Scaling NGINX & Kong: API Gateway Tuning for the Post-GDPR Era

Let's be honest: default configurations are for hobbyists. If you are running an API Gateway—whether it's raw NGINX, Kong, or Tyk—on a standard Linux install in 2018, you are leaving 40% of your performance on the table. I recently audited a fintech setup in Oslo where the developers were blaming their Java microservices for latency spikes. They were ready to rewrite the entire stack.

The culprit? It wasn't Java. It was a default sysctl.conf file and a noisy neighbor on a cheap VPS provider causing CPU steal time to hit 15%.

In a post-GDPR world (we're two months in, and the dust still hasn't settled), latency isn't just an annoyance; it's a compliance risk when data needs to stay within Norwegian or EEA borders. If you are routing traffic through Frankfurt just to save a few kroner, you are doing it wrong. Here is how we tune the kernel and the gateway to handle thousands of requests per second without melting the server.

1. The OS Layer: Open File Descriptors

Most Linux distributions, including Ubuntu 18.04 LTS and CentOS 7, ship with conservative limits. When your API Gateway acts as a reverse proxy, every incoming connection and every upstream connection consumes a file descriptor. The default limit of 1024 is a joke for production.

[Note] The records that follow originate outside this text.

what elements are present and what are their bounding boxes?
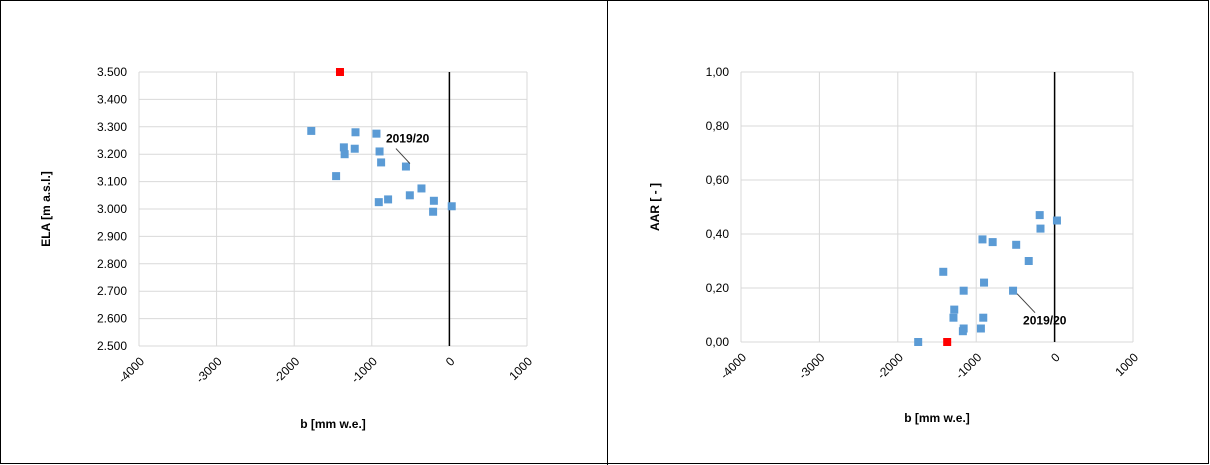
ela-data-point [340,150,349,159]
aar-x-tick-labels: -4000 -3000 -2000 -1000 0 1000 [718,350,1142,382]
ela-data-point [377,158,386,167]
ela-y-tick-label: 3.500 [97,65,127,79]
ela-data-point [350,144,359,153]
ela-x-tick-label: -2000 [271,354,303,386]
ela-x-tick-label: -1000 [348,354,380,386]
aar-data-point [976,324,985,333]
ela-y-tick-label: 3.400 [97,92,127,106]
aar-data-point [980,278,989,287]
aar-data-point [1024,257,1033,265]
ela-x-tick-labels: -4000 -3000 -2000 -1000 0 1000 [116,354,536,386]
ela-x-tick-label: -4000 [116,354,148,386]
ela-highlight-point [335,68,344,76]
aar-y-axis-label: AAR [ - ] [648,183,662,231]
ela-annotation-label: 2019/20 [386,132,430,146]
aar-data-point [959,286,968,295]
aar-y-tick-label: 0,80 [706,119,730,133]
aar-x-tick-label: -4000 [718,350,750,382]
ela-data-point [351,128,360,137]
ela-data-point [417,184,426,193]
aar-highlight-point [943,338,952,346]
ela-data-point [429,207,438,216]
ela-annotation-leader [395,148,411,164]
aar-data-point [950,305,959,314]
aar-x-tick-label: 1000 [1112,350,1141,379]
aar-data-point [1009,286,1018,295]
ela-data-point [332,172,341,181]
ela-y-tick-labels: 2.500 2.600 2.700 2.800 2.900 3.000 3.100 3.200… [97,65,127,353]
ela-data-point [384,195,393,204]
aar-chart: 0,00 0,20 0,40 0,60 0,80 1,00 -4000 -3000 -2000… [648,65,1141,425]
aar-y-tick-label: 0,00 [706,335,730,349]
ela-data-point [405,191,414,200]
ela-data-points [307,68,456,216]
aar-x-tick-label: -2000 [874,350,906,382]
ela-data-point [375,147,384,156]
ela-y-tick-label: 3.000 [97,202,127,216]
ela-data-point [429,196,438,205]
aar-x-tick-label: -3000 [796,350,828,382]
aar-data-point [978,235,987,244]
ela-annotation: 2019/20 [386,132,430,164]
ela-data-point [307,126,316,135]
ela-y-tick-label: 3.100 [97,175,127,189]
ela-x-tick-label: -3000 [193,354,225,386]
ela-data-point [372,129,381,138]
aar-data-point [988,238,997,247]
aar-x-axis-label: b [mm w.e.] [904,411,970,425]
aar-y-tick-label: 0,60 [706,173,730,187]
aar-data-point [939,267,948,276]
aar-annotation-leader [1016,293,1036,314]
ela-y-tick-label: 3.200 [97,147,127,161]
aar-data-point [914,338,923,346]
aar-data-point [1035,211,1044,220]
aar-data-point [1052,216,1061,225]
aar-data-point [1036,224,1045,233]
aar-x-tick-label: -1000 [953,350,985,382]
ela-y-tick-label: 2.600 [97,312,127,326]
ela-y-tick-label: 2.500 [97,339,127,353]
ela-chart: 2.500 2.600 2.700 2.800 2.900 3.000 3.100 3.200… [39,65,535,431]
aar-x-tick-label: 0 [1048,350,1063,365]
aar-annotation-label: 2019/20 [1023,314,1067,328]
ela-data-point [339,143,348,152]
ela-data-point [447,202,456,211]
ela-gridlines [138,71,528,347]
ela-data-point [374,198,383,207]
aar-data-point [949,313,958,322]
ela-data-point [401,162,410,171]
ela-y-tick-label: 3.300 [97,120,127,134]
aar-gridlines [740,71,1134,343]
ela-x-axis-label: b [mm w.e.] [300,417,366,431]
aar-data-point [958,327,967,336]
ela-x-tick-label: 1000 [506,354,535,383]
aar-data-points [914,211,1061,346]
aar-data-point [979,313,988,322]
aar-y-tick-labels: 0,00 0,20 0,40 0,60 0,80 1,00 [706,65,730,349]
aar-y-tick-label: 0,20 [706,281,730,295]
aar-y-tick-label: 1,00 [706,65,730,79]
aar-annotation: 2019/20 [1016,293,1067,328]
aar-y-tick-label: 0,40 [706,227,730,241]
ela-y-tick-label: 2.900 [97,229,127,243]
ela-x-tick-label: 0 [443,354,458,369]
aar-data-point [1012,240,1021,249]
ela-y-tick-label: 2.800 [97,257,127,271]
ela-y-tick-label: 2.700 [97,284,127,298]
ela-y-axis-label: ELA [m a.s.l.] [39,171,53,247]
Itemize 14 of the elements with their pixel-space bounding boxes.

Check your current limits:

ulimit -n

If it says 1024, you are capping your concurrency. Here is how to fix it permanently in /etc/security/limits.conf:

* soft nofile 65535
* hard nofile 65535
root soft nofile 65535
root hard nofile 65535

Then, ensure NGINX knows about this capability. In your main nginx.conf, place this at the top level, outside the http block:

worker_rlimit_nofile 65535;

Pro Tip: Don't just set this blindly. Verify your provider allows these limits. On CoolVDS KVM instances, we expose the full kernel capabilities to the guest OS, unlike some OpenVZ providers that share kernel limits across containers.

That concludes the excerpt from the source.